In an emergency, call 111 immediately for police, fire, and ambulance services. In a non-emergency, you can contact the police on the 105 number. You can find out more information about when to contact non-emergency services on the 105 website.

Neighbourhoods

Getting to know your neighbours is a good way to find local support and protect your community. Neighbourhood Support organisations are based in communities and are run by the people in each community. They can organise local meetings, keep neighbours connected online and by email, organise barbecues and neighbourhood events, and coordinate local projects.
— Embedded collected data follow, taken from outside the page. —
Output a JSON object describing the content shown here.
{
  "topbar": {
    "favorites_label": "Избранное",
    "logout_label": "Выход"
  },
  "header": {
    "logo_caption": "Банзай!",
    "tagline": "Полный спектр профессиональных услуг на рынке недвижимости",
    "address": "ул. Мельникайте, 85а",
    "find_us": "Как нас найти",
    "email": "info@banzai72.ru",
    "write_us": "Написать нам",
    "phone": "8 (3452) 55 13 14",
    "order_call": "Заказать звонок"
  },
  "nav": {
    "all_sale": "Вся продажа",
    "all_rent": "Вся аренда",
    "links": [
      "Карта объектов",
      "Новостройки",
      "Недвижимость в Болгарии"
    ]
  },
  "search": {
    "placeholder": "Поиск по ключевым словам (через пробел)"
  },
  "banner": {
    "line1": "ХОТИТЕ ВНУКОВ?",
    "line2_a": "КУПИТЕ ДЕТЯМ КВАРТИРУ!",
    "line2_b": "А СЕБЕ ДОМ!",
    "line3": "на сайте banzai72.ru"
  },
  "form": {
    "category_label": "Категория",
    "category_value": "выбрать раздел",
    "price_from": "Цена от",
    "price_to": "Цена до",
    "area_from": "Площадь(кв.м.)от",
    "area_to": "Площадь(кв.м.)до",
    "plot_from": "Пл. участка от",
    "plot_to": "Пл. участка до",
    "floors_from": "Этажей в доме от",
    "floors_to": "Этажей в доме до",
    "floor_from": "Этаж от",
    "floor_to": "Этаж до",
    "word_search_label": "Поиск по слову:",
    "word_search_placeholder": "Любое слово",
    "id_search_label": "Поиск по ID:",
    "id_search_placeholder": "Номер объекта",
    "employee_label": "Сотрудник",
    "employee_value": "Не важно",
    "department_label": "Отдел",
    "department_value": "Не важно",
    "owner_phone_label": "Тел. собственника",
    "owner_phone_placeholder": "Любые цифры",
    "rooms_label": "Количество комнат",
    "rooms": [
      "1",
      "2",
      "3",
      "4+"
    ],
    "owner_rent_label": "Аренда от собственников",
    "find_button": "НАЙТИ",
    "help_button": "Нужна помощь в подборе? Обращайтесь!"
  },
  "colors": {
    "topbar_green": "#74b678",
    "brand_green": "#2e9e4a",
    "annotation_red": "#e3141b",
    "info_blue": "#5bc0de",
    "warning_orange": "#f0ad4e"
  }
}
You can find out more about Neighbourhood Support and join your local community on their website.
 
Neighbourly is a community website that lets you connect to people near you. People can post about local events, crimes in the area, lost pets, plan for neighbourhood events, and communicate with neighbours about anything in their area. You can join Neighbourly on their website.
 
Community Patrols work alongside the Police to keep local communities safe by patrolling and aiming to prevent crime throughout your neighbourhood. Each Community Patrol is run by the community and tailored to cater to the local needs. You can find more information on Community Patrols here

The Shielded website

The Women’s Refuge created a website tool for victims of domestic violence that allows users to access a safe portal that cannot be traced through browser history. The portal lets victims contact the Refuge, make a plan to get out of a dangerous situation safely, stay safe online, and answer questions about what comes next. The Shielded site can be found through other websites so that it can be accessed discretely. Some websites include TradeMe, Z, The Warehouse, ASB, Auckland Transport, IRD, and NZ Post. Look for a grey and white computer screen symbol at the bottom of the website page to access the Shielded website, which will not appear in your search history on your device. You can find the Shielded site beneath the websites of interest on this page.